Page:Coignet - Aux Vieux de la vieille, 1853.djvu/366

Cette page n’a pas encore été corrigée
164

ralentis ma marche à dessein. Il gagnait du terrain sur moi et cela l’encourageait. L’empereur, qui suivait mes mouvements et m’avait cru perdu un moment, envoyait en toute hâte deux grenadiers à cheval à mon secours. Avant qu’ils fussent arrivés, et lorsque mon adversaire commençait à s’approcher d’autant plus près de moi que je faisais effort pour modérer l’ardeur de mon cheval, il fond sur moi tout-à-coup, en s’écriant : « Je te tiens ! »

Son mouvement ne m’avait pas échappé. Prompt comme l’éclair, je fais un à gauche pour éviter son coup, et fonds sur lui à mon tour, répétant son mot : et moi aussi je te tiens ! En me voyant faire ce brusque demi-tour, il fléchit et veut s’effacer, mais il n’était déjà plus temps : le vin était versé, il lui fallut le boire.
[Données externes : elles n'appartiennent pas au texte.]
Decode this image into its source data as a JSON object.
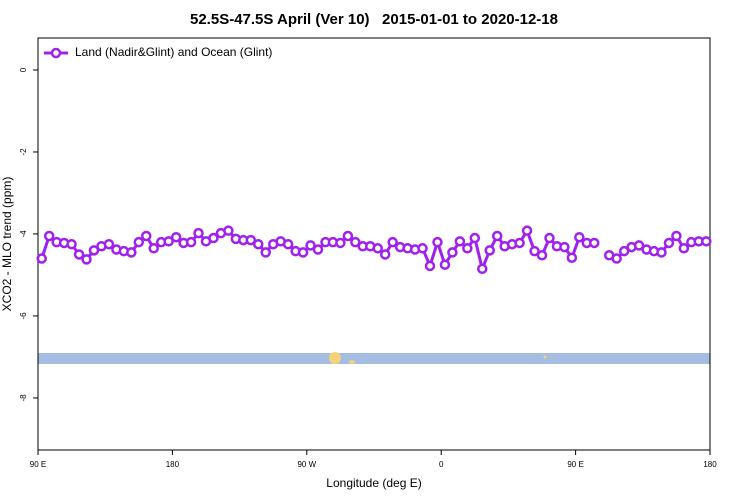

Il n’avait pas achevé son mouvement de retraite, que j’étais à sa gauche et lui enfonçais dans le côté la pointe de mon grand sabre. Le coup fut si violent, qu’il tomba par terre raide mort. Il fit la culbute, la tête en bas. Lâchant aussitôt mon sabre, je saisis la bride de son cheval et m’en revins, fier de ce nouveau trophée, vers mon empereur, avec les deux grenadiers qui venaient à mon secours. Je leur donnai le cheval à ramener.

— Eh bien ! grognard, dit l’empereur, je te croyais pris. Qui t’a montré à faire cette manœuvre ?

— C’est un de vos gendarmes d’élite, à la campagne de Russie.